Sin is not just moral failure. It is spiritual amnesia.
Sin Is the Refusal to Be Loved
This may be the most surprising truth of all.
Most people think sin is God rejecting us. But biblically, sin is us rejecting God’s love.
Jesus said He came so that we might have life — abundant life.
Sin is saying, “No thanks. I’ll find my own way.”
Sin is not God slamming the door. Sin is us refusing to walk through it.
Sin Is Curable
This is the good news.
Sin is not a terminal diagnosis. It is a treatable condition. It is a reversible disease. It is a wound that can heal.
Jesus did not come to condemn sinners. He came to restore humanity.
To reboot the corrupted software. To reconnect the branch to the vine. To bring the prodigal home. To breathe life into dead lungs. To make us fully human again.
Sin is the problem. But Jesus is the cure.

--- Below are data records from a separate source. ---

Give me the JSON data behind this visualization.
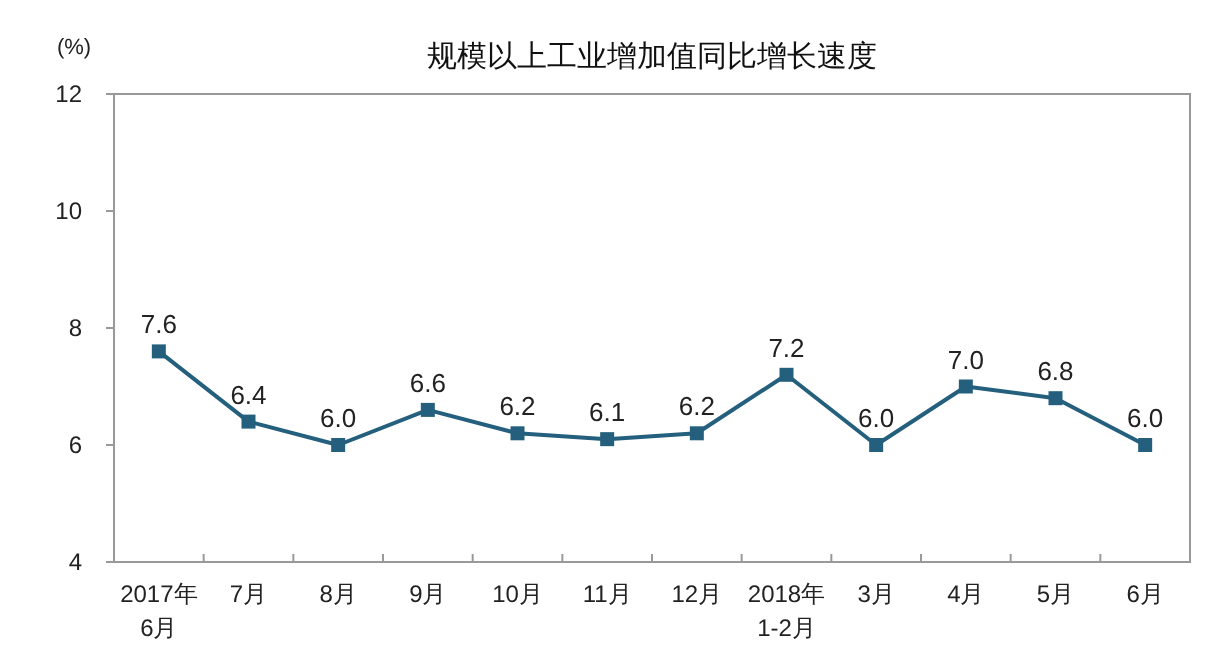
{
  "chart_data": {
    "type": "line",
    "title": "规模以上工业增加值同比增长速度",
    "ylabel": "(%)",
    "categories": [
      "2017年\n6月",
      "7月",
      "8月",
      "9月",
      "10月",
      "11月",
      "12月",
      "2018年\n1-2月",
      "3月",
      "4月",
      "5月",
      "6月"
    ],
    "series": [
      {
        "color": "#24607e",
        "values": [
          7.6,
          6.4,
          6.0,
          6.6,
          6.2,
          6.1,
          6.2,
          7.2,
          6.0,
          7.0,
          6.8,
          6.0
        ],
        "value_labels": [
          "7.6",
          "6.4",
          "6.0",
          "6.6",
          "6.2",
          "6.1",
          "6.2",
          "7.2",
          "6.0",
          "7.0",
          "6.8",
          "6.0"
        ]
      }
    ],
    "ylim": [
      4,
      12
    ],
    "yticks": [
      4,
      6,
      8,
      10,
      12
    ],
    "grid": false,
    "marker": "square",
    "line_style": "solid"
  }
}
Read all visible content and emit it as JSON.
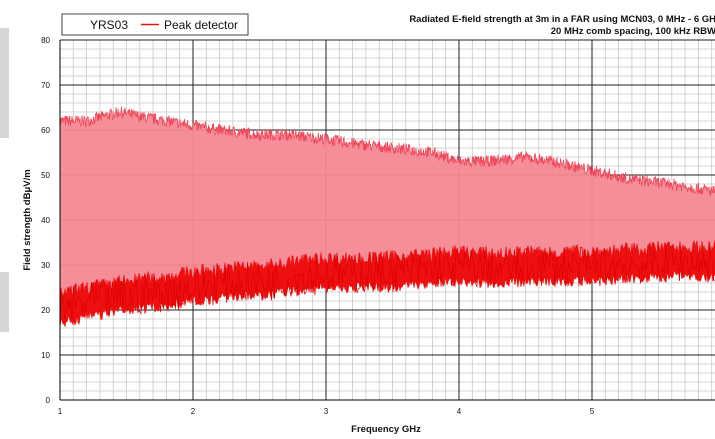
{
  "chart_data": {
    "type": "line",
    "title": "Radiated E-field strength at 3m in a FAR using MCN03, 0 MHz - 6 GH",
    "subtitle": "20 MHz comb spacing, 100 kHz RBW",
    "xlabel": "Frequency GHz",
    "ylabel": "Field strength dBμV/m",
    "xlim": [
      1,
      6
    ],
    "ylim": [
      0,
      80
    ],
    "x_ticks": [
      "1",
      "2",
      "3",
      "4",
      "5"
    ],
    "y_ticks": [
      "0",
      "10",
      "20",
      "30",
      "40",
      "50",
      "60",
      "70",
      "80"
    ],
    "grid": true,
    "legend": {
      "position": "top-left",
      "entries": [
        "YRS03",
        "Peak detector"
      ]
    },
    "series": [
      {
        "name": "YRS03",
        "style": "comb",
        "color": "#f06070",
        "x": [
          1.0,
          1.2,
          1.45,
          1.6,
          1.8,
          2.0,
          2.2,
          2.5,
          2.7,
          3.0,
          3.2,
          3.5,
          3.8,
          4.0,
          4.2,
          4.5,
          4.7,
          5.0,
          5.3,
          5.6,
          5.8,
          6.0
        ],
        "values": [
          62,
          62,
          64,
          63,
          62,
          61,
          60,
          59,
          59,
          58,
          57,
          56,
          55,
          53,
          53,
          54,
          53,
          51,
          49,
          48,
          47,
          46
        ]
      },
      {
        "name": "Peak detector",
        "style": "noise-floor",
        "color": "#ee1010",
        "x": [
          1.0,
          1.2,
          1.5,
          1.8,
          2.0,
          2.3,
          2.6,
          2.8,
          3.0,
          3.3,
          3.6,
          3.8,
          4.0,
          4.3,
          4.6,
          5.0,
          5.3,
          5.6,
          6.0
        ],
        "values": [
          20,
          21.5,
          23,
          24,
          25,
          26,
          26.5,
          27.5,
          28,
          28,
          28.5,
          29,
          29.5,
          29,
          29.5,
          29.5,
          30,
          30.5,
          30.5
        ]
      }
    ]
  }
}
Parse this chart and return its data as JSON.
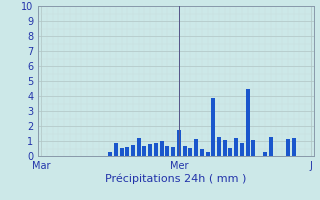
{
  "title": "",
  "xlabel": "Précipitations 24h ( mm )",
  "ylabel": "",
  "background_color": "#cce8e8",
  "bar_color": "#1a56cc",
  "grid_color_major": "#b0c4c4",
  "grid_color_minor": "#c8dcdc",
  "ylim": [
    0,
    10
  ],
  "yticks": [
    0,
    1,
    2,
    3,
    4,
    5,
    6,
    7,
    8,
    9,
    10
  ],
  "xtick_labels": [
    "Mar",
    "Mer",
    "J"
  ],
  "xtick_positions": [
    0,
    24,
    47
  ],
  "values": [
    0,
    0,
    0,
    0,
    0,
    0,
    0,
    0,
    0,
    0,
    0,
    0,
    0.3,
    0.85,
    0.55,
    0.6,
    0.75,
    1.2,
    0.7,
    0.8,
    0.85,
    1.0,
    0.65,
    0.6,
    1.75,
    0.65,
    0.55,
    1.15,
    0.5,
    0.3,
    3.85,
    1.25,
    1.1,
    0.55,
    1.2,
    0.85,
    4.5,
    1.05,
    0.0,
    0.25,
    1.3,
    0.0,
    0.0,
    1.15,
    1.2,
    0,
    0,
    0
  ],
  "num_bars": 48,
  "vline_position": 24,
  "vline_color": "#555588",
  "spine_color": "#8899aa",
  "tick_color": "#2233aa",
  "label_color": "#2233aa",
  "xlabel_fontsize": 8,
  "ytick_fontsize": 7,
  "xtick_fontsize": 7
}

And the cure is available to anyone who wants it.
So What Is Sin?
Let’s gather the threads:
Sin is:
the fracture between us and God
the misalignment of our soul
the corruption of our spiritual code
the attempt to be human without God
the loss of our true selves
the rejection of love
the refusal of grace
the shrinking of wonder
the self‑inflicted wound that Christ came to heal

Sin is not about guilt. Sin is about restoration. Sin is not about shame. Sin is about returning home. Sin is not about condemnation. Sin is about transformation.
Sin is the diagnosis. Jesus is the cure. And the cure is offered freely.